Friday, April 17, 2026 · 11:30 AM – 12:00 PM · Violet Crown Charlottesville

With AI agents built on large language models being rapidly adopted in production environments, ensuring their reliability, safety, and accountability has become increasingly critical. Unlike traditional software, agentic systems are dynamic and non-deterministic — they can drift, hallucinate, and behave unpredictably. Conventional testing doesn’t capture these risks.

This talk introduces a framework for testing and governing AI agents, uniting principles of engineering reliability, ethical assurance, and compliance readiness. It emphasizes testing not only for functional correctness but also for responsible operation across the full AI lifecycle.
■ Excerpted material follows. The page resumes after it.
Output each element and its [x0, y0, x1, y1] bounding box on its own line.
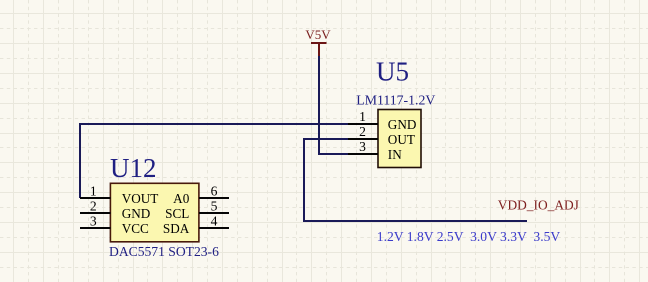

We’ll explore key layers of the framework:

Unit & Integration Testing: Validating performance at the tool and workflow level to ensure consistency and correctness.
Functional & Regression Testing: Using curated evaluation sets to benchmark reasoning and accuracy across versions.
Adversarial & Robustness Testing: Stress-testing agents under malformed or ambiguous inputs to expose hidden failure modes.
Governance & Ethical Testing: Incorporating checks for bias, fairness, explainability, privacy, and regulatory compliance (e.g., EU AI Act–aligned assessments).
Automated Evaluation & Observability Pipelines: Using open-source tools to monitor drift, log incidents, and maintain transparent audit trails for accountability.

Attendees will leave with a practical blueprint for integrating AI governance and testing into their operational workflows. The framework helps teams build not just reliable and scalable AI systems, but responsible ones — balancing innovation and compliance to create reproducible, trustworthy agentic applications.

About the Speaker

Nidhi Gupta

PagerDuty - Applied Scientist

Nidhi Gupta is an Applied Scientist at PagerDuty, where she designs and implements production‑grade AI systems, including contributions to the company’s agentic  Shift Agent  platform. Her work focuses on AI reliability, evaluation frameworks, and multilingual enablement—most recently delivering Japanese language support for global customers. Passionate about operationalizing trustworthy AI, she builds frameworks that balance performance, observability, and governance to make enterprise AI systems reliable, explainable, and impactful.